Sous quelles conditions peut-on demander au juge de désigner un huissier de justice pour procéder à un cons

Modalités de preuve judiciaire de l'existence d'actes de concurrence déloyale ou de parasitisme

Le principe de la liberté du commerce et de l’industrie a pour corollaire celui de la liberté de la concurrence.

Cela implique que toute entreprise est libre d’attirer et de démarcher la clientèle de son concurrent.

Toutefois, cette liberté doit s’exercer loyalement.

A cet égard, il existe des règles spécifiques interdisant la concurrence déloyale et le parasitisme.

En l’espèce, la société Vente-privée.com et la société Showroomprivé.com sont réputées pour la vente de produits de marque à prix discount via leur site internet.

Or, la société Vente-privée.com a soupçonné la société Showroomprivé.com de commettre des actes de concurrence déloyale et de parasitisme à son préjudice.

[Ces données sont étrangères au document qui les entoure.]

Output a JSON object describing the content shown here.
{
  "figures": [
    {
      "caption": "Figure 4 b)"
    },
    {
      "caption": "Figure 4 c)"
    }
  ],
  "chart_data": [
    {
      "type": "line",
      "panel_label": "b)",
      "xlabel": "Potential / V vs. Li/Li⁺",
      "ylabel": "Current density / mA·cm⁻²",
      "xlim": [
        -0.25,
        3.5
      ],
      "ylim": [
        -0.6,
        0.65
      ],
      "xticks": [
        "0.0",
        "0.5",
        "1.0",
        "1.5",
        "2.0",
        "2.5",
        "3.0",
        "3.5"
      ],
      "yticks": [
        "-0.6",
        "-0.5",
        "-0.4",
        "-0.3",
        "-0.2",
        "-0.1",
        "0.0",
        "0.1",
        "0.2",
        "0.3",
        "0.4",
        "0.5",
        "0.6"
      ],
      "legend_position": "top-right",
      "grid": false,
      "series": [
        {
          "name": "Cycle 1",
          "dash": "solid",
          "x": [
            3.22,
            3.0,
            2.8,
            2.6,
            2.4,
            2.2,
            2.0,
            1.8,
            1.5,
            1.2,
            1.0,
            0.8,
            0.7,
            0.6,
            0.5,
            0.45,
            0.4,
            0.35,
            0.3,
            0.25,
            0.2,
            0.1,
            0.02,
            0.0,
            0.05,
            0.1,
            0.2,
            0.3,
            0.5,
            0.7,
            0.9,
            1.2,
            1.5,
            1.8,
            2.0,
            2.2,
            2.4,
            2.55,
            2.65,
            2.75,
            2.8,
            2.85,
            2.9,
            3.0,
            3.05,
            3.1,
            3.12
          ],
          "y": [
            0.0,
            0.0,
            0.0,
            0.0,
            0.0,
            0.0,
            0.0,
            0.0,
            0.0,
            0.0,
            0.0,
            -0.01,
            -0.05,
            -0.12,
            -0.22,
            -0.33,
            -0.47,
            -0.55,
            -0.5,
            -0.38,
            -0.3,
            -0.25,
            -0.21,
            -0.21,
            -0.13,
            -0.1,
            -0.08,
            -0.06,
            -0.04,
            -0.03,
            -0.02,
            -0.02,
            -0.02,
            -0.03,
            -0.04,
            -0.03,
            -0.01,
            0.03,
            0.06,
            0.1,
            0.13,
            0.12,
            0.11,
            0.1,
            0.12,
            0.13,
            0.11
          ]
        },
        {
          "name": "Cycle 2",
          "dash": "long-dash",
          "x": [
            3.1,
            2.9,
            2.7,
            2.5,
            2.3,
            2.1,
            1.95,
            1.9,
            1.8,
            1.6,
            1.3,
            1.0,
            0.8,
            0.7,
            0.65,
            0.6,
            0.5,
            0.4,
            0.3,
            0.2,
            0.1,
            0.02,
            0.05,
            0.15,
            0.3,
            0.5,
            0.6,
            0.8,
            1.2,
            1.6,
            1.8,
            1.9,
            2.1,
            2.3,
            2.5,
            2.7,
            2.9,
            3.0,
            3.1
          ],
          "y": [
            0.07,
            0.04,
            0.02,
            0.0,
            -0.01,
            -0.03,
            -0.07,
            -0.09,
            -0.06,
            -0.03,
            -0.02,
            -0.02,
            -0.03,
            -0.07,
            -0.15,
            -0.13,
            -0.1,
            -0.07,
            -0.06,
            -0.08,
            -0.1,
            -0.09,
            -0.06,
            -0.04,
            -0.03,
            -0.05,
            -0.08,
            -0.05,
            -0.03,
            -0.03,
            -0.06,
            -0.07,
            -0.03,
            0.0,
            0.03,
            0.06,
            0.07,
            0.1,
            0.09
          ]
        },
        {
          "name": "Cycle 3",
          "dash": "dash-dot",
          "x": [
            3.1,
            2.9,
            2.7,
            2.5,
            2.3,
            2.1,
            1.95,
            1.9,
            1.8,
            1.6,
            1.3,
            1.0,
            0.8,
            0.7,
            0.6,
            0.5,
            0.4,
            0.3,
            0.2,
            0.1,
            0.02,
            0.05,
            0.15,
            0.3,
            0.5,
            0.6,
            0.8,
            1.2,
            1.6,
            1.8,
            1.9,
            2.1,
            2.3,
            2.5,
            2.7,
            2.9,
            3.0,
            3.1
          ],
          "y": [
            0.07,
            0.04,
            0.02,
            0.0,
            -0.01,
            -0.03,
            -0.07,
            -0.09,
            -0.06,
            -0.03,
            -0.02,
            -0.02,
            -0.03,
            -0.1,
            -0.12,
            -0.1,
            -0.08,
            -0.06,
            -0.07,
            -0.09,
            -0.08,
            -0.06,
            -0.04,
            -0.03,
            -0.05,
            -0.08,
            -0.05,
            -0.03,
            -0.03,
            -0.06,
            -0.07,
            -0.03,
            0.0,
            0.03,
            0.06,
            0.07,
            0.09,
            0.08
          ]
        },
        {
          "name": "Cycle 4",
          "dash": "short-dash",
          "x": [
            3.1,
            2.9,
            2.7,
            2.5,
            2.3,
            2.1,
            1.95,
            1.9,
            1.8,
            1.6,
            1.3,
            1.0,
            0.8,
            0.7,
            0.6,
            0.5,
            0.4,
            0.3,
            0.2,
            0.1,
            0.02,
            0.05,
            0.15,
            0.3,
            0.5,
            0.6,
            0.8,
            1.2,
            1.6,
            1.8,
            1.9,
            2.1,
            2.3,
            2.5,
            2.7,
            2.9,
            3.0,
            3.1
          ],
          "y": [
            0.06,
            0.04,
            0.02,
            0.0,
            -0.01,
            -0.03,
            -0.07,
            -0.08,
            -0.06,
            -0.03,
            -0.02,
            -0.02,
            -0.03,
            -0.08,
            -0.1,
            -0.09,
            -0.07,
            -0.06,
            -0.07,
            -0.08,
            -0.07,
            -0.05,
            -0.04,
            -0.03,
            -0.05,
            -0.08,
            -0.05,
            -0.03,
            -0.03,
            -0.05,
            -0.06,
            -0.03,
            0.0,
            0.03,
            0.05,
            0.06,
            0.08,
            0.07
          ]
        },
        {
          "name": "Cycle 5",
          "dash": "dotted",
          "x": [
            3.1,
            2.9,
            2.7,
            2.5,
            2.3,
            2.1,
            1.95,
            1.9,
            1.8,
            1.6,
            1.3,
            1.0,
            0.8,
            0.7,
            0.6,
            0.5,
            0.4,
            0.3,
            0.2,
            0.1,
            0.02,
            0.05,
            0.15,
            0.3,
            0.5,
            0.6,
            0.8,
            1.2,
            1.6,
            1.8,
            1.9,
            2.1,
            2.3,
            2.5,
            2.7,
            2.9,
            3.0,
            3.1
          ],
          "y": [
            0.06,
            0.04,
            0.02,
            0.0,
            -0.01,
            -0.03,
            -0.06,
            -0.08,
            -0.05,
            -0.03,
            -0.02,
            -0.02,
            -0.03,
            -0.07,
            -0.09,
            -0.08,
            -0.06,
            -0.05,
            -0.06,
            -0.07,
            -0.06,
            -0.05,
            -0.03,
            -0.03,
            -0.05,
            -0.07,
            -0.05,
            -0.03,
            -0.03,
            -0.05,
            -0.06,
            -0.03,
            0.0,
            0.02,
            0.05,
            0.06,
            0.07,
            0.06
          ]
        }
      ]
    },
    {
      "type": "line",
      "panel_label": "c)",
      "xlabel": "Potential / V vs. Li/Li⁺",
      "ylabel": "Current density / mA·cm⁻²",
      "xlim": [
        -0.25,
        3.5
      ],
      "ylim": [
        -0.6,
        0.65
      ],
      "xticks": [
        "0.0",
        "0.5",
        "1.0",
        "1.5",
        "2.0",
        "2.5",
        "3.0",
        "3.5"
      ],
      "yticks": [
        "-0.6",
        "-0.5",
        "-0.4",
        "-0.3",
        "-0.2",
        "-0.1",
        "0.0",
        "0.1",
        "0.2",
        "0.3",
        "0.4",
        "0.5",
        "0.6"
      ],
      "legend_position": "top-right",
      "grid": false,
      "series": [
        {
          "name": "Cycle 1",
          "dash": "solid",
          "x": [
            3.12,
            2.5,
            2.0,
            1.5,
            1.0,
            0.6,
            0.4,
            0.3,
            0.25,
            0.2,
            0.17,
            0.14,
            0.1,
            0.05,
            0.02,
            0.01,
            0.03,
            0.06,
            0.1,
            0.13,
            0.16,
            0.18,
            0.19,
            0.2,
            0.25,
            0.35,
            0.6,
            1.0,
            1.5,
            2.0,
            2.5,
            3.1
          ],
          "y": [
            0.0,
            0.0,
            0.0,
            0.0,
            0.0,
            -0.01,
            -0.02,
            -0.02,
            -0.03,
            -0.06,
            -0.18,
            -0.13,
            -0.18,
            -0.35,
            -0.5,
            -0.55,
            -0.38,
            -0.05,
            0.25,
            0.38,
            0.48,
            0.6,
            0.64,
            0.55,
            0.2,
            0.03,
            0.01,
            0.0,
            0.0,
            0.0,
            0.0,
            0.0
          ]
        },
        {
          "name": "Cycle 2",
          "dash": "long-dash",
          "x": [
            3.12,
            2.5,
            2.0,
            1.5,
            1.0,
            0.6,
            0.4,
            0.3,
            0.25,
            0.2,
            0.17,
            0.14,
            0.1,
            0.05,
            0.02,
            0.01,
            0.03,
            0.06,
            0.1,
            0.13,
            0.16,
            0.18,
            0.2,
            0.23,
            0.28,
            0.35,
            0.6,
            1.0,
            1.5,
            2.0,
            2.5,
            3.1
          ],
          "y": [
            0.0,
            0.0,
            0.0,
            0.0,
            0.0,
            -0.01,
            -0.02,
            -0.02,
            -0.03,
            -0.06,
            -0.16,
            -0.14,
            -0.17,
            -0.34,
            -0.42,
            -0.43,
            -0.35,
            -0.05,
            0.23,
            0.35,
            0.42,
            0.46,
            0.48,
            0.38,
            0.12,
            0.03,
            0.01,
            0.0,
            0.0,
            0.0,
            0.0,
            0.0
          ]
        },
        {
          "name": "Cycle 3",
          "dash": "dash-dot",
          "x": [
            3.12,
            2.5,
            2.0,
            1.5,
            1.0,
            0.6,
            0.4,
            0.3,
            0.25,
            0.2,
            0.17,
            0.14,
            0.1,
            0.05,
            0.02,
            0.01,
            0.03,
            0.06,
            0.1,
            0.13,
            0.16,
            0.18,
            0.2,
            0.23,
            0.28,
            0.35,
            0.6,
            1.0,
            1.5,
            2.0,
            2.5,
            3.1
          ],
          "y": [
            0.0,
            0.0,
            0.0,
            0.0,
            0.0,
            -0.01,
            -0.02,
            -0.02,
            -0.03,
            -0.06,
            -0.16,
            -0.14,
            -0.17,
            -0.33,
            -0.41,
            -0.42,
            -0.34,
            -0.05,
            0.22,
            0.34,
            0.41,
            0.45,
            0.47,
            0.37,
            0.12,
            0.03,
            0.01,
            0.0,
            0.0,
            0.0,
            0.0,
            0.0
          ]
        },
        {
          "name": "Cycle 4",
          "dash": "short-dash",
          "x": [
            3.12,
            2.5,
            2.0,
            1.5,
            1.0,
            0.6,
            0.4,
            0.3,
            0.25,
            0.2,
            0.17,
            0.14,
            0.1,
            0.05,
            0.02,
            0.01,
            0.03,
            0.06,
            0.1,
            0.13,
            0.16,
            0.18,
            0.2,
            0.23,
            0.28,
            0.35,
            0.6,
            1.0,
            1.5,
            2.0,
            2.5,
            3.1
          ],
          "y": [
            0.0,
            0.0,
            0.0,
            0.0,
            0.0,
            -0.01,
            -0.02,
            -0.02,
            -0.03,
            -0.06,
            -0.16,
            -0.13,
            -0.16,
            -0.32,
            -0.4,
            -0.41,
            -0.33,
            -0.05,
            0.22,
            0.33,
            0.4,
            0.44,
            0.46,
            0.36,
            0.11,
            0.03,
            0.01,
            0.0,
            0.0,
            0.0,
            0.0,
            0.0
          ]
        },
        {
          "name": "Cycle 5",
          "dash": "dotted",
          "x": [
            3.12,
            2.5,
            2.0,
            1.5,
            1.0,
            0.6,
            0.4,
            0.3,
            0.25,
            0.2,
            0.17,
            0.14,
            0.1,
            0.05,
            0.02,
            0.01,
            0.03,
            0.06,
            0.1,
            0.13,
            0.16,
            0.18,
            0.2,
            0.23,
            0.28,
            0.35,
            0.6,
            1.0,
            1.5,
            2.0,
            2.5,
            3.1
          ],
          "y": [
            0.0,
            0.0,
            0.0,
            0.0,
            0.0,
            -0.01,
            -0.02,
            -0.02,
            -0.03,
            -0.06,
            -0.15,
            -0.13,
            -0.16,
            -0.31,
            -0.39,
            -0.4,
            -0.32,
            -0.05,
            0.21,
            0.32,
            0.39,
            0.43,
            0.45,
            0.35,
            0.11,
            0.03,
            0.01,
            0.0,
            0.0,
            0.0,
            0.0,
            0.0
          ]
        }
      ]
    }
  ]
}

Pour cela, la société Vente-privée.com a formé une requête auprès du tribunal de commerce statuant en référé et a obtenu par ordonnance la désignation d’un huissier de justice aux fins de constat et de saisie dans les locaux de la société Showroomprivé.com.

Dans ce contexte, la société Showroomprivé.com a sollicité la rétractation de l’ordonnance pour tenter de faire annuler les actes de preuve susceptibles de pouvoir être obtenus.

La Cour d’appel a décidé de rétracter l’ordonnance et d’ordonner à la société Vente-privée.com de restituer à la société Showroomprivé.com tous les documents mis sous séquestre.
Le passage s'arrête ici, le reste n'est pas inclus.